Dopo il film, Pekar approda alla Vertigo con le due miniserie Another Day e Another Dollar, nelle quali a illustrare la sua vita arriva gente come Richard Corben, Eddie Campbell, i fratelli Hernandez e tanti altri, perché adesso tutti vogliono partecipare ad American Splendor, tutti vogliono illustrare un pezzo della sua vita, anche se si tratta solo di una storia su Harvey che va a comprare il giornale o che va al mercatino a cercare vecchi dischi di jazz. Perché Harvey era unico ma era anche tutti noi, un perdente forse, ma mai un vinto, un Pinco Pallino che tira a campare cercando di non farsi schiacciare dalle avversità della vita reale, una vita nella quale non c'è la kriptonite o il "super villain" ma soltanto le bollette a fine mese e la rata del mutuo.
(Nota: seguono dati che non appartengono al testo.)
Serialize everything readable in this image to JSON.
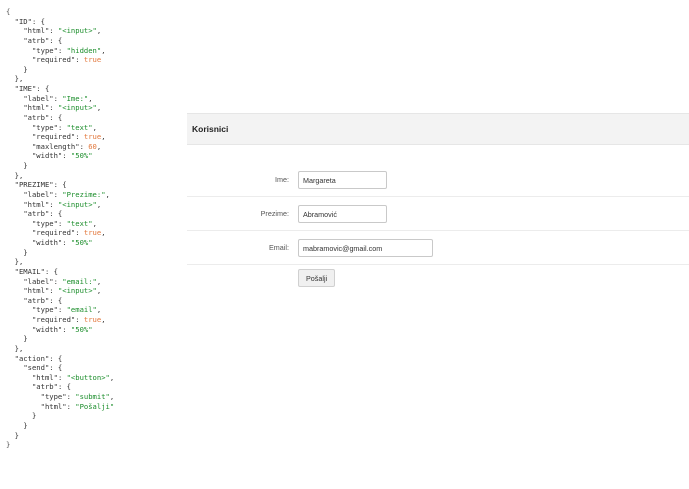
{
  "code": {
    "ID_key": "\"ID\"",
    "ID_html": "\"<input>\"",
    "ID_type": "\"hidden\"",
    "ID_required": "true",
    "IME_key": "\"IME\"",
    "IME_label": "\"Ime:\"",
    "IME_html": "\"<input>\"",
    "IME_type": "\"text\"",
    "IME_required": "true",
    "IME_maxlength": "60",
    "IME_width": "\"50%\"",
    "PREZIME_key": "\"PREZIME\"",
    "PREZIME_label": "\"Prezime:\"",
    "PREZIME_html": "\"<input>\"",
    "PREZIME_type": "\"text\"",
    "PREZIME_required": "true",
    "PREZIME_width": "\"50%\"",
    "EMAIL_key": "\"EMAIL\"",
    "EMAIL_label": "\"email:\"",
    "EMAIL_html": "\"<input>\"",
    "EMAIL_type": "\"email\"",
    "EMAIL_required": "true",
    "EMAIL_width": "\"50%\"",
    "action_key": "\"action\"",
    "send_key": "\"send\"",
    "send_html": "\"<button>\"",
    "send_type": "\"submit\"",
    "send_label_html": "\"Pošalji\""
  },
  "form": {
    "title": "Korisnici",
    "fields": [
      {
        "label": "Ime:",
        "value": "Margareta"
      },
      {
        "label": "Prezime:",
        "value": "Abramović"
      },
      {
        "label": "Email:",
        "value": "mabramovic@gmail.com"
      }
    ],
    "submit_label": "Pošalji"
  }
}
Con Harvey Pekar se ne va un pioniere del Fumetto. Senza di lui, infatti, forse non sarebbero mai esistite opere come Palestina e gli altri esempi di "graphic journalism" autobiografico di Joe Sacco, o alcuni lavori di Adrian Tomine, Seth, Chester Brown e tanti altri che, proprio dall'esempio di Harvey hanno capito come il fumetto non debba essere semplice intrattenimento, ma possa proporsi come medium in grado di raccontare qualsiasi cosa facendoci emozionare anche soltanto con la battaglia quotidiana di un archivista di Cleveland. Tra le tante dimostrazioni di cordoglio, mi piace segnalare quella di Neil Gaiman, che condivido in pieno: "Quando ero ragazzo, dopo essere cresciuto leggendo centinaia di storie di supereroi, mentre ero alla ricerca di letture diverse e forse più adulte fu automatico approcciare le storie di Robert Crumb. Ne divenni un grande fan, poi all'inizio degli anni Novanta recuperai le sue storie di American Splendor. Con American Splendor funzionava così: ci entravi alla ricerca di Crumb ma restavi lì, coinvolto dalle vicissitudini di Harvey Pekar, perché ti sembrava naturale leggere le storie di questo tipo, sicuramente una persona dal carattere non facile, che tutto sommato ti sembrava familiare finché non realizzavi che era così perché Harvey Pekar era il barbiere dietro l'angolo, oppure il macellaio in fondo alla strada o quel lontano cugino di tuo padre. Ha fatto capire a tutti noi che con il Fumetto potevamo fare qualunque cosa".